Fight or flight and emotional regulation
The desert of the Southwestern United States has a strange, stark beauty all its own. Gorgeous sunsets, rock formations and deep canyons accented with spiky cactus resemble another world. If you grew up back east like I did, your previous experience with plant life will be of no use. I once asked a friend if I could dig up some of her innocently named “bunny ear cactus.” She failed to mention I should use protective gloves. As I planted the cuttings, I noticed a painful prickly sensation in my hands. It spread to my shirt collar and up my arms. Though there are no obvious thorns, the bunny ear cactus is covered in hair-like needles called glochids. I had to use masking tape to remove the painful spines from my skin. My gardening clothes ended up in the trash.
I have an orange tree in my backyard. It doesn’t belong there. Rainfall of seven inches per year is plenty to support the cactus, not so much the transplanted bushes and trees brought by retirees and residents. While the rest of the country sleeps under a blanket of snow, we’re out in the desert picking oranges. When we first arrived, it was such an oddity, I didn’t know quite what to do. The tree began to droop, and I asked our neighbor if she knew how to keep it alive.
“Oh, your irrigation system is probably broken. The tree just needs water.”
Sure enough, the PVC pipe needed replacing, so I went old school and hooked up a hose from the house to the tree. Three times a week, I faithfully turned on the spigot. Our orange tree rewarded us with a harvest of gigantic, navel oranges. Fresh-squeezed juice every morning. We were in heaven! Sitting on my back patio admiring my orange tree, I thought about the desert. Without the water from the hose, that twenty-year-old citrus tree would quickly die. It is completely dependent upon me.
Emotional regulation requires a felt-sense of safety, of belonging, of being loved. I thought about my parents. Their abuse threatened life-giving necessities. In essence, they stood at the back of the house with their hand on the water spigot. Comply, and the water gets turned on. Defy, and the water is turned off.
One of the first steps to emotional regulation is changing the heart-felt belief that our abuser is still in charge of the water spigot. The automatic fight or flight response kept us alive. Later on, it becomes an intrusion. Forward Facing Trauma Therapy is unique in helping us regain control of the one thing we truly own; our power to choose how we react to the people and situations around us. In technical terms, FFTT enables us to shift from an external locus of control-one of powerlessness and victimhood-to an internal locus of control in which we are empowered and free.

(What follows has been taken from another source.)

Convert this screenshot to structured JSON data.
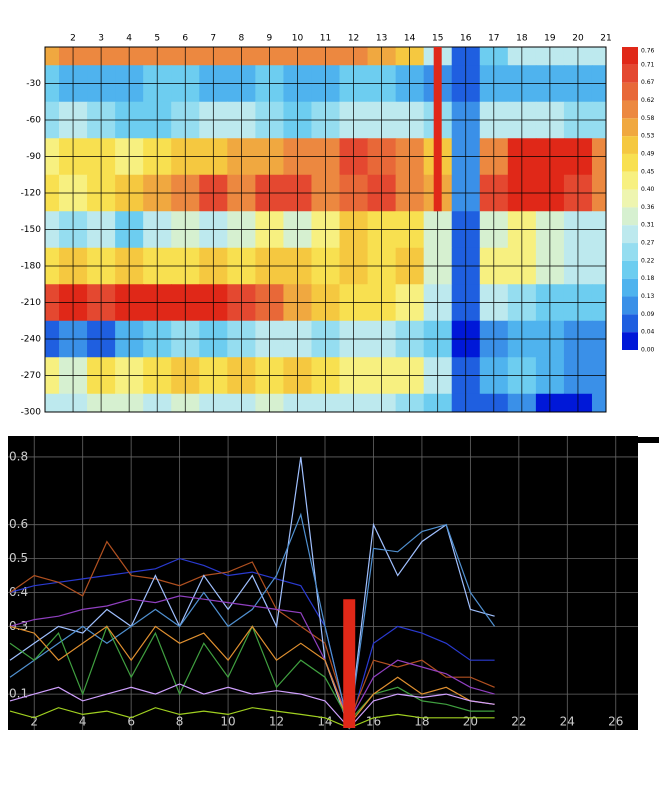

Self-empowerment is vital to the healing journey. Our abusers used our dependence to gain control. It is one of the ways they kept us in their delusional system. Cultivating skills like body awareness, breathing techniques, yoga as well as others, and using them in our daily lives gives us the power of self-regulation. We can learn to moderate and even control our threat response with practice.
The time for oranges has passed and now my tree is filled with delicate white blossoms. Their sweetness fills the desert air and reminds me of the fruit that is to come in winter. When we begin to practice self-regulation techniques, it seems as if they will never bear anything but frustration. Our stops and starts are the delicate blossoms of what will be. A life filled with joy and peace, producing the things we always dreamed of.
Eric Gentry, Forward Facing Trauma Therapy, Sarasota Florida, Compassion Unlimited, 45.